Towards a fully massive five-flavour scheme
Frank Krauss, Davide Napoletano
TL;DR
This work develops a fully massive five-flavour scheme (5FMS) by extending the Catani–Seymour subtraction formalism to massive initial-state quarks, enabling NLO predictions with heavy-quark masses in the initial state while preserving the resummation properties of the massless five-flavour scheme. It derives phase-space mappings, dipole structures, and integrated subtraction terms for massive initial-state emissions, and implements MC@NLO matching within the SHERPA framework.
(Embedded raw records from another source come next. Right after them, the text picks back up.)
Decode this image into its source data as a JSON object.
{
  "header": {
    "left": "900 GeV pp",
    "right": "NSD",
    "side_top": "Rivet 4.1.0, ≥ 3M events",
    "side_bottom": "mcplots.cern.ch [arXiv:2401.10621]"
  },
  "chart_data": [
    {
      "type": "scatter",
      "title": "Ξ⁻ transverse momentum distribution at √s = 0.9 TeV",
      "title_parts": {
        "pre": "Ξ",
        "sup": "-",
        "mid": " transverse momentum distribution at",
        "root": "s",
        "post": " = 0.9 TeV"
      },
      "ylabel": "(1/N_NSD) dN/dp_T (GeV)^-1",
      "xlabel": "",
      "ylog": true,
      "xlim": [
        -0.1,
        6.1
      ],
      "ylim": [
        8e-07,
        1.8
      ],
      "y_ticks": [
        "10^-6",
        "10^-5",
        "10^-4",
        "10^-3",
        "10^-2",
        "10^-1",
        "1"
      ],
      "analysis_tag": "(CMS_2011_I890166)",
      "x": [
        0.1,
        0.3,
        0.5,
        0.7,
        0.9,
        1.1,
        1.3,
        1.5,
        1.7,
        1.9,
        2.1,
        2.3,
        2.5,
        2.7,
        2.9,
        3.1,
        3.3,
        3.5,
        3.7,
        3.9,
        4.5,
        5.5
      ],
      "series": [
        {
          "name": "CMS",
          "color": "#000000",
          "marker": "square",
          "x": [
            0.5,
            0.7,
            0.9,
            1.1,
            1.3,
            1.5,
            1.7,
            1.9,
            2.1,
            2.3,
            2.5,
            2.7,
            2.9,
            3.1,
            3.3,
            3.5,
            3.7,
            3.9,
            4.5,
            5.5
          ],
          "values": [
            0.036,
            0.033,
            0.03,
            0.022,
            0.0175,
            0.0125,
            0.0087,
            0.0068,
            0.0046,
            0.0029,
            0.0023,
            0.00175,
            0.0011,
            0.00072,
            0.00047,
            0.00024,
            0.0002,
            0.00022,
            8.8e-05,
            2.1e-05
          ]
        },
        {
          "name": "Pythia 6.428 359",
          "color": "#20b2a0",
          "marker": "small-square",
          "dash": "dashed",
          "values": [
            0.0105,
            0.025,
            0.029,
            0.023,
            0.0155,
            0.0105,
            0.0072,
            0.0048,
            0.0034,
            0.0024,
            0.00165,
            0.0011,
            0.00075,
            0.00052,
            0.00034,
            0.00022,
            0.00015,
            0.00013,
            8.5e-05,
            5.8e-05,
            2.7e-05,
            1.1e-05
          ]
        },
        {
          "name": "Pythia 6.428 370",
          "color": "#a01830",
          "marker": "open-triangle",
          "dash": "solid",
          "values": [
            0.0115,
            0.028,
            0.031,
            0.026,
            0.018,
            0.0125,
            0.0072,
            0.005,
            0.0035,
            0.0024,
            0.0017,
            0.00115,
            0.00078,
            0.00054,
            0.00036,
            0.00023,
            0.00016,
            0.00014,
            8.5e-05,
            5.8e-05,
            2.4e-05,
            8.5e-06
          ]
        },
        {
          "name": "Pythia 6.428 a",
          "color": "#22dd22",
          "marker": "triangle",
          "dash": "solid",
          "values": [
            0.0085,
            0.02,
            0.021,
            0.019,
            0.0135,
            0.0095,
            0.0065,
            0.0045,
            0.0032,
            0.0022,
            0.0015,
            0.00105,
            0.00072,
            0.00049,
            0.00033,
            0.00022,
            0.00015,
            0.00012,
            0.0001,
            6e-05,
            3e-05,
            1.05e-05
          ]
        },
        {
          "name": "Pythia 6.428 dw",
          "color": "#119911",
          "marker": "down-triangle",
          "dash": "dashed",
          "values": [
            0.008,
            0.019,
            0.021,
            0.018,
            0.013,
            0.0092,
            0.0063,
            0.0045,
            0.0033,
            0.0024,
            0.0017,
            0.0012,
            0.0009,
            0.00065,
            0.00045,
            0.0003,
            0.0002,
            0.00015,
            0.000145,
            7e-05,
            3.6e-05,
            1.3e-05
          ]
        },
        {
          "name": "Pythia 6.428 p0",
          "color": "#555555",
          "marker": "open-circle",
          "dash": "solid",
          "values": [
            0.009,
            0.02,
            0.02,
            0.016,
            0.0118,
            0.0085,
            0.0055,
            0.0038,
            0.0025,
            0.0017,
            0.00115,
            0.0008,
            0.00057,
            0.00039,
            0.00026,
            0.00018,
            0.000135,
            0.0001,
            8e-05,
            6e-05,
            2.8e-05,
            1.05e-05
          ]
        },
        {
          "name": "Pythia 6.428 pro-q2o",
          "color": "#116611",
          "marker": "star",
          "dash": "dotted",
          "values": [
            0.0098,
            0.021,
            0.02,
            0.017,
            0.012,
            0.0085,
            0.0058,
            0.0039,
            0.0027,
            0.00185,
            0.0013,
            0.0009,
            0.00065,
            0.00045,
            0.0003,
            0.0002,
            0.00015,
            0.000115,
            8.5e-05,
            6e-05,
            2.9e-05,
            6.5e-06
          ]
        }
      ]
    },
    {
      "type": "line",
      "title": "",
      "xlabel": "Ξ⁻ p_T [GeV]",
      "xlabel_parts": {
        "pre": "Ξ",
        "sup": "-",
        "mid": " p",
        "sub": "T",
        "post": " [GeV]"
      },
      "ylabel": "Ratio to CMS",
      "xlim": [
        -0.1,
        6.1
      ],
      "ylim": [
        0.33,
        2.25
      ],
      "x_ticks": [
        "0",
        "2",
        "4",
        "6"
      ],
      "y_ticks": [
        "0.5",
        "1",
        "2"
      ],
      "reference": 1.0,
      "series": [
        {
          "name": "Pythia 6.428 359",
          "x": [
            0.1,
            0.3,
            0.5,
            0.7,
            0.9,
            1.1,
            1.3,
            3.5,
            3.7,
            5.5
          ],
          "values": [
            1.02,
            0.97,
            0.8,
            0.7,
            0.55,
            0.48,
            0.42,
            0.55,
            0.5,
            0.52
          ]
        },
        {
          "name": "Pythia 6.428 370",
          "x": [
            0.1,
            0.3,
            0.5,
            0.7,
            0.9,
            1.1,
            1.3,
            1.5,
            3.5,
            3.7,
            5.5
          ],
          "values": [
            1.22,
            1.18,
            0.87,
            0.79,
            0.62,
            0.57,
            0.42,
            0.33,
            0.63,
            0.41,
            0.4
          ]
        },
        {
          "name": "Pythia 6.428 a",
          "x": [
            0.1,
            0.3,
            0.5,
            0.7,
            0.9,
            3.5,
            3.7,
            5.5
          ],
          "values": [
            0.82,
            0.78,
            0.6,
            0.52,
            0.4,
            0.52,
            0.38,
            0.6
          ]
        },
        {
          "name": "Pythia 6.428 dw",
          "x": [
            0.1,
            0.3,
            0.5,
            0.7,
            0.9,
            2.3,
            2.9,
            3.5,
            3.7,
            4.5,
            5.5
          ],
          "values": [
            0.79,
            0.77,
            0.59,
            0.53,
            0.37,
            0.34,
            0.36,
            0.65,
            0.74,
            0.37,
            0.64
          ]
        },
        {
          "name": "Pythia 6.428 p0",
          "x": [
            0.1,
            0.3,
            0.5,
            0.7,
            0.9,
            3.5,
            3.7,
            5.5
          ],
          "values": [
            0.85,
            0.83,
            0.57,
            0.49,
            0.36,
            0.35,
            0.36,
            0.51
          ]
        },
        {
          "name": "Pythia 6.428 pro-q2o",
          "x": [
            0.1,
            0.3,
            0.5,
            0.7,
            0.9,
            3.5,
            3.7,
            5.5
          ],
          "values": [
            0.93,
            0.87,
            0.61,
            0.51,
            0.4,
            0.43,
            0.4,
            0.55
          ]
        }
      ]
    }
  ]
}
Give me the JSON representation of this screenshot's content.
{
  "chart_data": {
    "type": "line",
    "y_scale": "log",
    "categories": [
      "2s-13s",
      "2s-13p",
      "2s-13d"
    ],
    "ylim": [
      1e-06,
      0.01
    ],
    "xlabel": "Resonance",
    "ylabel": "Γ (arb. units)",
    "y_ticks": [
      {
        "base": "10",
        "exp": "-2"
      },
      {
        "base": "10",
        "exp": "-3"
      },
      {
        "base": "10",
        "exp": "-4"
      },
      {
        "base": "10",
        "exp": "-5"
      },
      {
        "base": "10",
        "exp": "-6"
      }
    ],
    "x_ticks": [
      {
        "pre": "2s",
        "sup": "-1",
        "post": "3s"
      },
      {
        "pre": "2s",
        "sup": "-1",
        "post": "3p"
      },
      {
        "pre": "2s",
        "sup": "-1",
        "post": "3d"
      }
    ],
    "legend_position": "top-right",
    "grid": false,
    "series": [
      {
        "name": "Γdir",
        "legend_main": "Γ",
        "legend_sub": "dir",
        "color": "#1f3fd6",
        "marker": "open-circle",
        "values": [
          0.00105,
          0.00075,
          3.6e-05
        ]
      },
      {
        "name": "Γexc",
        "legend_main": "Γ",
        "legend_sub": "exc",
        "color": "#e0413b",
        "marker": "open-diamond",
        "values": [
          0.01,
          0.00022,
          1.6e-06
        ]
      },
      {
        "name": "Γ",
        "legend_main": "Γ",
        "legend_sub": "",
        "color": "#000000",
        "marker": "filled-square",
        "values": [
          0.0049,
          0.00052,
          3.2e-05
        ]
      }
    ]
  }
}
The approach is validated through bottom-quark fusion production of a scalar A, comparing 5FMS with the traditional 5FS and against the DIRE parton shower; mass effects are found to be small in many regions but can be relevant near thresholds or in specific observables. The results demonstrate that 5FMS provides a practical, fully differential, mass-aware extension of VFNS suitable for LHC phenomenology and beyond.
Abstract
In this work we explore first necessary steps to contruct a fully massive version of a variable flavour number scheme. In particular we focus, as an example, on an extension of the five-flavour scheme, where instead of neglecting explicit initial state quark mass effects, we retain all massive dependence, while keeping the resummation properties of the massless five-flavour scheme. We name this scheme five-flavour-massive (5FMS) scheme. Apart from consistently modified parton distribution functions, we provide all the ingredients that are needed to implement this scheme at MC@NLO accuracy, in a Monte Carlo event generator. As proof of concept we implement this scheme in SHERPA, and perfom a comparison of the new scheme with traditional ones for the simple process of scalar particle production in bottom quark fusion.